Я признаюсь - Анна Гавальда
Шрифт:
Интервал:
Мы расшнуровывали ботинки, очищали их, накладывали крем, размазывали его, пропитывали кожу специальными средствами, водоотталкивающими и питательными, смазывали воском, терли щетками, глассировали, патинировали, снова шнуровали и между делом, ненароком, по ходу и под прикрытием всех этих многочисленных процедур, монополизировавших все наше внимание, между делом, как я уже говорил, болтали.
Начинали мы всегда с обсуждения товаров (с ботинок, которые у нас были, есть и будут), затем переходили к обсуждению контор (еженедельной работы, которая у нас была, есть и предстоит) и лишь под конец говорили о прибыли (о Боге, о Жизни, об Одиночестве, о Смерти; о прошлом, настоящем и будущем).

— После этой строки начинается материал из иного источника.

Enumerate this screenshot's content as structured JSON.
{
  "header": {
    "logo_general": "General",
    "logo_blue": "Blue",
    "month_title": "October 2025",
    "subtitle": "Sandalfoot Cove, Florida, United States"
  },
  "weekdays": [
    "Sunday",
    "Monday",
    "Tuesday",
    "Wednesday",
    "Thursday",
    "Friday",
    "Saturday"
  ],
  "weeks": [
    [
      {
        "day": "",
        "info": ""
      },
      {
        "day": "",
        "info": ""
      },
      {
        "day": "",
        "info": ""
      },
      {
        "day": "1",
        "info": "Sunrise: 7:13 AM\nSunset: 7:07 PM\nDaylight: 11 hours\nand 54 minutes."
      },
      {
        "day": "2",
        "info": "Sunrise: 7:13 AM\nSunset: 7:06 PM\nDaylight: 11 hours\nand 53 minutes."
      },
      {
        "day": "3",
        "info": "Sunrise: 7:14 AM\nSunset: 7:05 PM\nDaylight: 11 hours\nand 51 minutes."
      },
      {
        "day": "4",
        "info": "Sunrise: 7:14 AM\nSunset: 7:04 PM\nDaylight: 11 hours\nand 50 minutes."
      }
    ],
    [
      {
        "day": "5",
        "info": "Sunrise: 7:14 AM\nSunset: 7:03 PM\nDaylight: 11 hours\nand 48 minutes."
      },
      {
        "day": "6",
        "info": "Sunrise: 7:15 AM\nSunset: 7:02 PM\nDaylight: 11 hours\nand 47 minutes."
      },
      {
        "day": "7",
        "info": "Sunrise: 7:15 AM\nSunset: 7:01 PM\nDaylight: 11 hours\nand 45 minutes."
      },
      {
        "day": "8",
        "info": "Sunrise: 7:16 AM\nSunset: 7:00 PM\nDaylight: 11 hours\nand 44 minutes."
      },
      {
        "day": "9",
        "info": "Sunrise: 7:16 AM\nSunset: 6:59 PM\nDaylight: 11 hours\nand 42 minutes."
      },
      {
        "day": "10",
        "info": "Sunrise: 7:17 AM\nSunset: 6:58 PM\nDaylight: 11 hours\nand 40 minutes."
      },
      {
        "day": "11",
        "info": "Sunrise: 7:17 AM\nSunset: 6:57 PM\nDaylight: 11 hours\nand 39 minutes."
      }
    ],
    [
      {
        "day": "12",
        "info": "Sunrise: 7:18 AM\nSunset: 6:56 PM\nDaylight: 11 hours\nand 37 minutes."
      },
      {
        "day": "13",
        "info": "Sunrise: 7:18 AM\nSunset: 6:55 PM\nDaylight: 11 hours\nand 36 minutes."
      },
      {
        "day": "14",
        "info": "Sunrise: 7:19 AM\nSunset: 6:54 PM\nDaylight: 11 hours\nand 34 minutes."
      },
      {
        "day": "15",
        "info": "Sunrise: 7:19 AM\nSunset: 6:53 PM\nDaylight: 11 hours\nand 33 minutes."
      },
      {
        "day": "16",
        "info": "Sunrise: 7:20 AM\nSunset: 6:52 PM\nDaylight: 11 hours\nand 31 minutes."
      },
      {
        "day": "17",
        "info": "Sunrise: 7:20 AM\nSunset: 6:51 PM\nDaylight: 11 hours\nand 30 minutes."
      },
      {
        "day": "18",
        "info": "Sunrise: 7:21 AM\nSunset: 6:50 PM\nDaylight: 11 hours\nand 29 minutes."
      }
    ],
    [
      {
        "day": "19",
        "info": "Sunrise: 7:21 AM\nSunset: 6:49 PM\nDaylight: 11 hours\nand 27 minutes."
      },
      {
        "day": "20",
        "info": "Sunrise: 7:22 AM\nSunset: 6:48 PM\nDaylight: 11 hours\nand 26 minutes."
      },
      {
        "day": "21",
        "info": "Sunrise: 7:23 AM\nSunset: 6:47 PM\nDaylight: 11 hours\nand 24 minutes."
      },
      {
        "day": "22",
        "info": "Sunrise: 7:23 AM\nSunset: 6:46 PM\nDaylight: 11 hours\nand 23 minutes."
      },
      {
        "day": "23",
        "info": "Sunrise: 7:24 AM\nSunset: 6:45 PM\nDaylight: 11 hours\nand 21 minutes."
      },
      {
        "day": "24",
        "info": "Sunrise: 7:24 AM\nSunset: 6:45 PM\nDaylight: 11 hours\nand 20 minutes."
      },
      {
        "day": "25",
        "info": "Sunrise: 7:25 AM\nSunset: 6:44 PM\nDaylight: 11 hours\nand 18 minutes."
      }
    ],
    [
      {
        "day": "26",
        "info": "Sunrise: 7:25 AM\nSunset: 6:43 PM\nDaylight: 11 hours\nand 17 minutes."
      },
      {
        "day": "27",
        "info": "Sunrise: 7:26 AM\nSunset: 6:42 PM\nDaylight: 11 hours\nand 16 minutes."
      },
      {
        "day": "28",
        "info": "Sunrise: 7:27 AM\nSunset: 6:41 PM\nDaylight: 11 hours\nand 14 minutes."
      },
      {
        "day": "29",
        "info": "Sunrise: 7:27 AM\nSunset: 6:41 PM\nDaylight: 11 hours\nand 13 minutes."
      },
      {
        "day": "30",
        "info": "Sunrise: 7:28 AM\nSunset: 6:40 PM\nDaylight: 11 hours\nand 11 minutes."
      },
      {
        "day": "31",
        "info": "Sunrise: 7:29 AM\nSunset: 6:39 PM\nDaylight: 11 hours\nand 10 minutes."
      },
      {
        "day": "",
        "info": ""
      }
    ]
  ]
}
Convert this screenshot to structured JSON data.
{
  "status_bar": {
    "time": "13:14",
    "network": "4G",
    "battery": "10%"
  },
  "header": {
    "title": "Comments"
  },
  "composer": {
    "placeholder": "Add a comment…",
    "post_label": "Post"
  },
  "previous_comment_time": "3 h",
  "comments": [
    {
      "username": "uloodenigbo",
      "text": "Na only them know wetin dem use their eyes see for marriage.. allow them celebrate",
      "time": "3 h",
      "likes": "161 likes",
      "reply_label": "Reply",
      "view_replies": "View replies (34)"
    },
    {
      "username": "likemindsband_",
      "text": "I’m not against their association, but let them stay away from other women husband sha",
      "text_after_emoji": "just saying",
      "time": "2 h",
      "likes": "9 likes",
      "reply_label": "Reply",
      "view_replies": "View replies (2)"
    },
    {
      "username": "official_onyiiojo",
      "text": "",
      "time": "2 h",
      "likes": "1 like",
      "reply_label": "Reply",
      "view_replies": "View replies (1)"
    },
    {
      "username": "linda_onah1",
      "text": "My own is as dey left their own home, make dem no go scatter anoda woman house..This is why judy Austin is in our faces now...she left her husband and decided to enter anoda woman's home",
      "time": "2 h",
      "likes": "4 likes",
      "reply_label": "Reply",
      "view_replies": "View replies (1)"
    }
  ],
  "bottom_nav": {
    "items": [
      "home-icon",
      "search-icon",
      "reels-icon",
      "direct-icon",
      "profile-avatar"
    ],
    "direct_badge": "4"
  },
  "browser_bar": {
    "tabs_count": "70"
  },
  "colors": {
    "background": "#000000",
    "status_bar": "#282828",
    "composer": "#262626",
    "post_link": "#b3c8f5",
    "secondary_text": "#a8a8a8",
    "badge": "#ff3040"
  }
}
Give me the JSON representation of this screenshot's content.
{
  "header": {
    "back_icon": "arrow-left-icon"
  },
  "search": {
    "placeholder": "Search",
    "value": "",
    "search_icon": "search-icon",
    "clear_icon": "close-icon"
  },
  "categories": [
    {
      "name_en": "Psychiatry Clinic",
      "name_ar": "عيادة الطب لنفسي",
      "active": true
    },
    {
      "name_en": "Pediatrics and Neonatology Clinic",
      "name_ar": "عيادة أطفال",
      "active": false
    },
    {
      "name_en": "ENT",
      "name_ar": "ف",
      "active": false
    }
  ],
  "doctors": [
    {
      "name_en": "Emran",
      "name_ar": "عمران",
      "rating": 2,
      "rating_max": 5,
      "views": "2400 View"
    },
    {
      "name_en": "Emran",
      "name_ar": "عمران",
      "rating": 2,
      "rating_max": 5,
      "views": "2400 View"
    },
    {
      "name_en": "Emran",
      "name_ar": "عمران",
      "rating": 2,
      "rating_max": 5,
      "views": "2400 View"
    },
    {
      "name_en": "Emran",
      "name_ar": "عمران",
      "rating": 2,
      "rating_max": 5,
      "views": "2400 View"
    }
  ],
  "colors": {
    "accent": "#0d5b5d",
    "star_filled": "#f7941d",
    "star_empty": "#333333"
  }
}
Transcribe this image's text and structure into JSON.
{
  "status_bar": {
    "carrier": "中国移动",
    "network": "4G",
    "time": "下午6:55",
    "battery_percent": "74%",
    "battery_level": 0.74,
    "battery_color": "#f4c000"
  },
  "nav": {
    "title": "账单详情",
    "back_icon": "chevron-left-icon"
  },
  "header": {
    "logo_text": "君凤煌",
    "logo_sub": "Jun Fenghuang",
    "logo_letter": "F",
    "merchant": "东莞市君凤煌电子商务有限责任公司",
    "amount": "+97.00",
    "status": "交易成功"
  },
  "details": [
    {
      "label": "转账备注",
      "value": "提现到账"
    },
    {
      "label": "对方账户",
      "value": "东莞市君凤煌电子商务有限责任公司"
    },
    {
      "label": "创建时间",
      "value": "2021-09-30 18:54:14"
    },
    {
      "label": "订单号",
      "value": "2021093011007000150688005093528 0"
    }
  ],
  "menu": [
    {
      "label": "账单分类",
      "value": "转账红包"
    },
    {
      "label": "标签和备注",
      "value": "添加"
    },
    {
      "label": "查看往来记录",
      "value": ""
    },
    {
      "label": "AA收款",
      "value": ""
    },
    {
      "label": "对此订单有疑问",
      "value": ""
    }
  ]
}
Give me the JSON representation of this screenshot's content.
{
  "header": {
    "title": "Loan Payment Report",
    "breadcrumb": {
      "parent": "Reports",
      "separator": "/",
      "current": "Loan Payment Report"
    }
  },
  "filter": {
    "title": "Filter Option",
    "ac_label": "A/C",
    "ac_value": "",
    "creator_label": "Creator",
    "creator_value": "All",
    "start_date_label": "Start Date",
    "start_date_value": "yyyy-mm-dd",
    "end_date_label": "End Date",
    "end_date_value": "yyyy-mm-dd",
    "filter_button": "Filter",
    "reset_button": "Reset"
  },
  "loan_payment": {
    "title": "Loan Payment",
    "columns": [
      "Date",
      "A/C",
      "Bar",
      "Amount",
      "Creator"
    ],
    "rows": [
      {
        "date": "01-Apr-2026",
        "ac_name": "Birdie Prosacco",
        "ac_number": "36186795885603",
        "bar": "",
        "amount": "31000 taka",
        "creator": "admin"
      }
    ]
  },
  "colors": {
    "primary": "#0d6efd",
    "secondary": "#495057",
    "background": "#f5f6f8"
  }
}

Так, заботясь об одних материях, мы рассуждали о других, и зачастую последние взмахи щеток при финальной полировке уносили нас очень далеко от материального мира.
Ботинок за ботинком, пара за парой, мы учились понимать друг друга, кто как устроен и как функционирует, но поскольку мы оба были очень сдержанны, то пренебрегали, нет… не то чтобы пренебрегали или же игнорировали, но относились с уважением, скорее даже соблюдали, да-да, именно соблюдали, как соблюдают правило, ритуал, минуту молчания или как раз таки пост, вот так и мы, увы, соблюдали внутренние заповеди друг друга и никогда не позволяли себе вмешиваться.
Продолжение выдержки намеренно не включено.